While reading my journals I was reminded of a discussion I recently had with the founder of a Silicon Valley semiconductor company. He was worried that with computers and tech devices becoming such an important part of our everyday lives that people are going to forget how to write, and in many ways – think and communicate. He explained how using the cut and paste functions repeatedly, as well as the delete button, prevent the brain from creating a continuous stream of thought. He was concerned that it will severely alter the way people think. It got me thinking about human communication in the future.
I am torn. I don’t worry that technology will dramatically change the human thought process. I believe we will adapt and evolve around the technology. And with so many alternative forms of communicating – by phone, via text, blogs, email, twitter, Facebook, it’s hard to imagine a world where conversation becomes obsolete. In many ways, communicating with each other is now much easier.

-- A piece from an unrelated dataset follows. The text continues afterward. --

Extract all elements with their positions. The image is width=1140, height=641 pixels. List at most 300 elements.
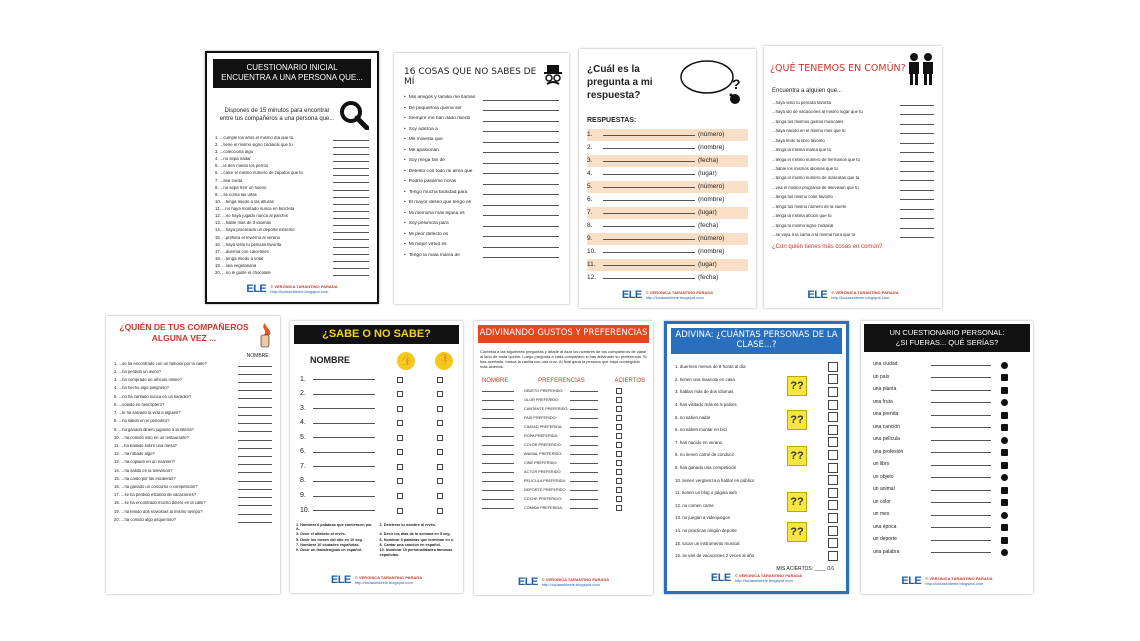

Want to get back in touch with someone from your past? That’s easy. Facebook ’em. Want to find out what they’ve been up to? Read their info page, scroll through their pictures, write on their wall, poke them. But actually talk to them? Like in person? That almost never happens.
I worry more about the content of our communications. Nothing beats face to face interaction. You don’t even have to say a word to speak volumes. A text, an email, a twitter post, can never convey what a simple glance to the side or a hand squeeze can scream to another person. I do worry that even with all of these different means of communicating around us – we aren’t really saying much to each other.